У меня тоже есть сомнение что куреит и 6 версия умеет лечить Маячок в памяти.

ИМХО, проблема в том что это типизированная запись,а она не исправляет Appinit_dll.

Можно было бы сделать особую запись,но....но.
Этот параметр пора было внести в проверку ключа при лечении.

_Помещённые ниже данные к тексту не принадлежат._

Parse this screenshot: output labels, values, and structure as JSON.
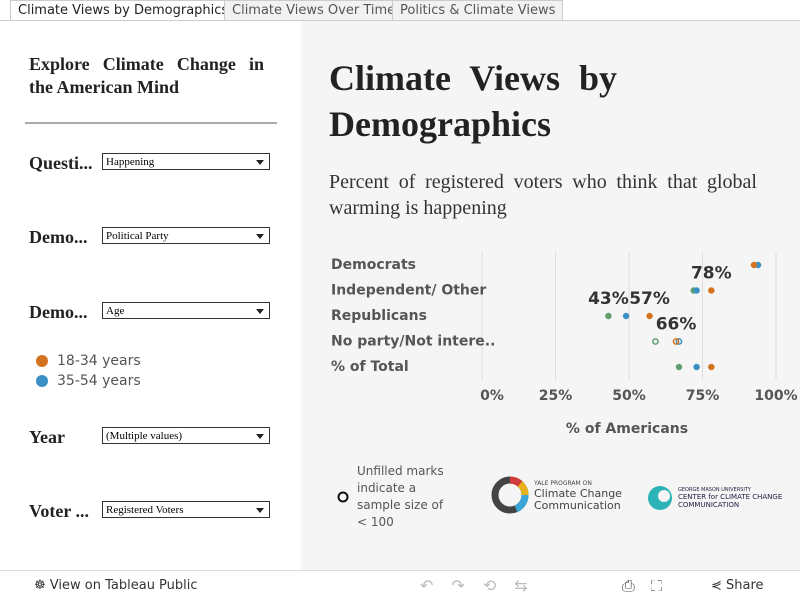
{
  "tabs": [
    "Climate Views by Demographics",
    "Climate Views Over Time",
    "Politics & Climate Views"
  ],
  "sidebar": {
    "title": "Explore Climate Change in the American Mind",
    "controls": [
      {
        "label": "Questi...",
        "value": "Happening"
      },
      {
        "label": "Demo...",
        "value": "Political Party"
      },
      {
        "label": "Demo...",
        "value": "Age"
      },
      {
        "label": "Year",
        "value": "(Multiple values)"
      },
      {
        "label": "Voter ...",
        "value": "Registered Voters"
      }
    ]
  },
  "header": {
    "title": "Climate Views by Demographics",
    "subtitle": "Percent of registered voters who think that global warming is happening"
  },
  "chart_data": {
    "type": "dot",
    "categories": [
      "Democrats",
      "Independent/ Other",
      "Republicans",
      "No party/Not intere..",
      "% of Total"
    ],
    "unfilled": [
      false,
      false,
      false,
      true,
      false
    ],
    "series": [
      {
        "name": "18-34 years",
        "color": "#d4731f",
        "values": [
          92.5,
          78,
          57,
          66,
          78
        ],
        "value_labels": [
          null,
          "78%",
          "57%",
          "66%",
          null
        ]
      },
      {
        "name": "35-54 years",
        "color": "#3a8fc4",
        "values": [
          93.9,
          73,
          49,
          67,
          73
        ]
      },
      {
        "color": "#5f9e6e",
        "values": [
          null,
          72,
          43,
          59,
          67
        ],
        "value_labels": [
          null,
          null,
          "43%",
          null,
          null
        ]
      }
    ],
    "xlim": [
      0,
      100
    ],
    "xticks": [
      {
        "value": 0,
        "label": "0%"
      },
      {
        "value": 25,
        "label": "25%"
      },
      {
        "value": 50,
        "label": "50%"
      },
      {
        "value": 75,
        "label": "75%"
      },
      {
        "value": 100,
        "label": "100%"
      }
    ],
    "xlabel": "% of Americans",
    "grid": true
  },
  "note": "Unfilled marks indicate a sample size of < 100",
  "logos": {
    "yale": [
      "YALE PROGRAM ON",
      "Climate Change",
      "Communication"
    ],
    "gmu": [
      "GEORGE MASON UNIVERSITY",
      "CENTER for CLIMATE CHANGE",
      "COMMUNICATION"
    ]
  },
  "footer": {
    "view": "View on Tableau Public",
    "share": "Share"
  }
}
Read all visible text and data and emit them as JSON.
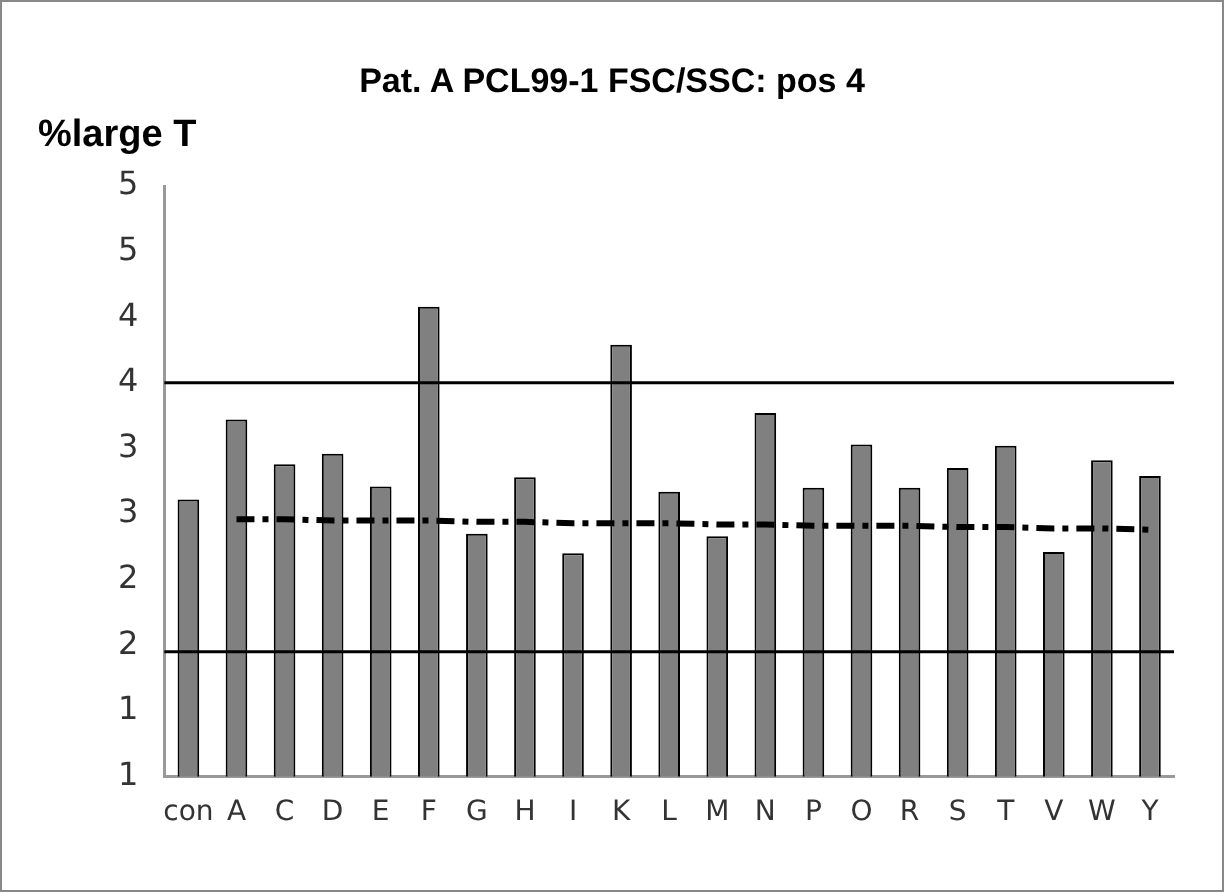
{
  "chart_data": {
    "type": "bar",
    "title": "Pat. A PCL99-1 FSC/SSC: pos 4",
    "ylabel": "%large T",
    "categories": [
      "con",
      "A",
      "C",
      "D",
      "E",
      "F",
      "G",
      "H",
      "I",
      "K",
      "L",
      "M",
      "N",
      "P",
      "O",
      "R",
      "S",
      "T",
      "V",
      "W",
      "Y"
    ],
    "series": [
      {
        "type": "bar",
        "color": "#808080",
        "values": [
          3.11,
          3.72,
          3.38,
          3.46,
          3.21,
          4.58,
          2.85,
          3.28,
          2.7,
          4.29,
          3.17,
          2.83,
          3.77,
          3.2,
          3.53,
          3.2,
          3.35,
          3.52,
          2.71,
          3.41,
          3.29
        ]
      },
      {
        "type": "line",
        "color": "#000000",
        "line_style": "dashed",
        "marker": "none",
        "values": [
          null,
          2.96,
          2.96,
          2.95,
          2.95,
          2.95,
          2.94,
          2.94,
          2.93,
          2.93,
          2.93,
          2.92,
          2.92,
          2.91,
          2.91,
          2.91,
          2.9,
          2.9,
          2.89,
          2.89,
          2.88
        ]
      }
    ],
    "ylim": [
      1,
      5.5
    ],
    "yticks": [
      1,
      {
        "value": 1.5,
        "label": "1"
      },
      2,
      {
        "value": 2.5,
        "label": "2"
      },
      3,
      {
        "value": 3.5,
        "label": "3"
      },
      4,
      {
        "value": 4.5,
        "label": "4"
      },
      5,
      {
        "value": 5.5,
        "label": "5"
      }
    ],
    "ref_lines": [
      {
        "axis": "y",
        "value": 4,
        "color": "#000000"
      },
      {
        "axis": "y",
        "value": 1.95,
        "color": "#000000"
      }
    ],
    "grid": false,
    "legend": false
  }
}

Но увы и ах...Костя Юдин за этим не доглядел.....так оно и будет висеть.

[tranzer]

Да, точно, параметр находился в реестре HKEY_LOCAL_MACHINE\Software\Microsoft\Windows NT\CurrentVersion\Windows\AppInit_DLLs
Ни куреит, ни антивирь мне не помогли. Я лишь убрал путь, который содержался в параметре, а наименование файла в папке system32 забыл. Помню, что оно какое-то кривое и начинался файл на букву f, но если я удалю действительно системный файл, то буду потом иметь геморрой.
Удалять папку полностью не хочется. Может есть утилита, которая точно излечивает данный вирус и сможет найти инфицированный файл?

[mrbelyash]

Да, точно, параметр находился в реестре HKEY_LOCAL_MACHINE\Software\Microsoft\Windows NT\CurrentVersion\Windows\AppInit_DLLs
Ни куреит, ни антивирь мне не помогли. Я лишь убрал путь, который содержался в параметре, а наименование файла в папке system32 забыл. Помню, что оно какое-то кривое и начинался файл на букву f, но если я удалю действительно системный файл, то буду потом иметь геморрой.
Удалять папку полностью не хочется. Может есть утилита, которая точно излечивает данный вирус и сможет найти инфицированный файл?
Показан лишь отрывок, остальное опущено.